Выбрать главу

– Молодец, – похвалил его Одноухий. – Так, теперь о главном. Испытание будет скоро – возможно, даже сегодня ночью. Оторвышу что-то неймётся – мается он, что Василиса тебя с собой увела, понял-нет? Хорошо хоть, что гордый он очень, не попёрся за вами. Да я понимаю, что у вас ничего с трёхцветкой не было, но… Вот тебе мой совет – держись от неё подальше. Валерьянщица она, и когда-нибудь плохо кончит.

Рыжик чувствовал, как липкий страх сковывает нутро. «Оторвыш, валерьянщица… Что ещё за «валерьянщица»? Почему в этом мире всё так сложно?»

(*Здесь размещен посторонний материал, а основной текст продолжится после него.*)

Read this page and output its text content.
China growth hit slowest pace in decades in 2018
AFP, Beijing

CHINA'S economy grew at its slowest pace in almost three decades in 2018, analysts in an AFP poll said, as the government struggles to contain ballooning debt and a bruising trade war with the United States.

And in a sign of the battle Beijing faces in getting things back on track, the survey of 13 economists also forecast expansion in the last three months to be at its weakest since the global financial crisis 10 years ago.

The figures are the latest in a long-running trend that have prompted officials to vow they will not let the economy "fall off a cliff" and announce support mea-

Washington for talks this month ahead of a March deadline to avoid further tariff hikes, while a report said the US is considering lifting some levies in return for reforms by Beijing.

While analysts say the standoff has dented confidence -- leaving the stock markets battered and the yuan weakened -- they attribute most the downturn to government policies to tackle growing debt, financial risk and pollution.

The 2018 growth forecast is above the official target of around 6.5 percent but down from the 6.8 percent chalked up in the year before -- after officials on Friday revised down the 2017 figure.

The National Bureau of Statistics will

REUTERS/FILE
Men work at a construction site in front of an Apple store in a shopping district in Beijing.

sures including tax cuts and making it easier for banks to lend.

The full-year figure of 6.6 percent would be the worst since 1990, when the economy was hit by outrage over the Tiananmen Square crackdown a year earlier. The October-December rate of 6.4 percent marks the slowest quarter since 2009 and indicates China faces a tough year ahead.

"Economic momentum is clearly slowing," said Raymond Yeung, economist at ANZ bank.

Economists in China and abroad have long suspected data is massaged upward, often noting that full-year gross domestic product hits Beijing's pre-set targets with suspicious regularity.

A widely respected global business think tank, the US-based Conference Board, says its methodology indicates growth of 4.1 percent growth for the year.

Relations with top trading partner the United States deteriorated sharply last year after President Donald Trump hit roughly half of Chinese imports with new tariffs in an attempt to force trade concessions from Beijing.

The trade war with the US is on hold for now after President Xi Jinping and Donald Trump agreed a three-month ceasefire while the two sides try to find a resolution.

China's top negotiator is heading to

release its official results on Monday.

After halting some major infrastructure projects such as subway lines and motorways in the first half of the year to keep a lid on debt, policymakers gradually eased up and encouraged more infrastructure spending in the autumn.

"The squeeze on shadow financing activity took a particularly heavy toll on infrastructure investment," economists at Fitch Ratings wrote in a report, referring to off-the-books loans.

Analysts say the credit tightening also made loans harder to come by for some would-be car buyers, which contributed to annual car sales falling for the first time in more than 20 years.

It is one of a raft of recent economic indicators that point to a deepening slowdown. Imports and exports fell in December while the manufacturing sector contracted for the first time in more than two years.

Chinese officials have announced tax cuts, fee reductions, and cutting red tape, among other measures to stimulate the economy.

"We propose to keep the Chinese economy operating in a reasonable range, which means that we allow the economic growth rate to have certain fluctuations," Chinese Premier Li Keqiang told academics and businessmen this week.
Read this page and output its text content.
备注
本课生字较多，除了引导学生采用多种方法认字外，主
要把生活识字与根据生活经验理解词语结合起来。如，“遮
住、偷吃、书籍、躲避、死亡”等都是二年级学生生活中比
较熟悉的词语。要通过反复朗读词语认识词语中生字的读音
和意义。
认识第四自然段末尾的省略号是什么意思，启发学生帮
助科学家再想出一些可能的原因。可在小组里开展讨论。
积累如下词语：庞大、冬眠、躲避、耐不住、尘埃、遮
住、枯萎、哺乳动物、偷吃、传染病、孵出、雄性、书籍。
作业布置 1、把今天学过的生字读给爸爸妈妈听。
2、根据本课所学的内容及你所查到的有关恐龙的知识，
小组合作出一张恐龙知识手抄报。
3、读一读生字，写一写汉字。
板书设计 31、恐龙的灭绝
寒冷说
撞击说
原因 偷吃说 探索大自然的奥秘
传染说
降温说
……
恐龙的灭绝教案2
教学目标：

– Дурная она становится, – тут же пояснил Одноухий. – И себя сгубить может, и тех, кто рядом. Оторвышу-то всё равно – на то он и Оторвыш, а вот ты совсем ещё зелёный. Ты поживи для начал хотя бы годик-другой, Рыжик. И дрянью этой баловаться даже и не думай.

Одноухий говорил печально и искренне.

– Ну, ладно, – вздохнул он. – Отсиживайся где-нибудь здесь по близости, чтобы Оторвыша не злить, и жди сигнала, понял?

Он исчез. Рыжик вздохнул и почесал лапой за ухом. «Дела… А когда мы с Василисой умывали друг друга – это было или не было?» И тут же увидел Оторвыша. Тот медленно приближался к нему, угрюмо глядя куда-то перед собой. И без всякого гипноза Рыжик прирос задом к земле.

– Ну, здорово, недоразумение ты рыжее, – прогудело в мозгу.

Начало разговора было так себе, но Рыжик обрадовался уже тому, что здоровенный мэйкун вообще снизошёл до беседы с ним.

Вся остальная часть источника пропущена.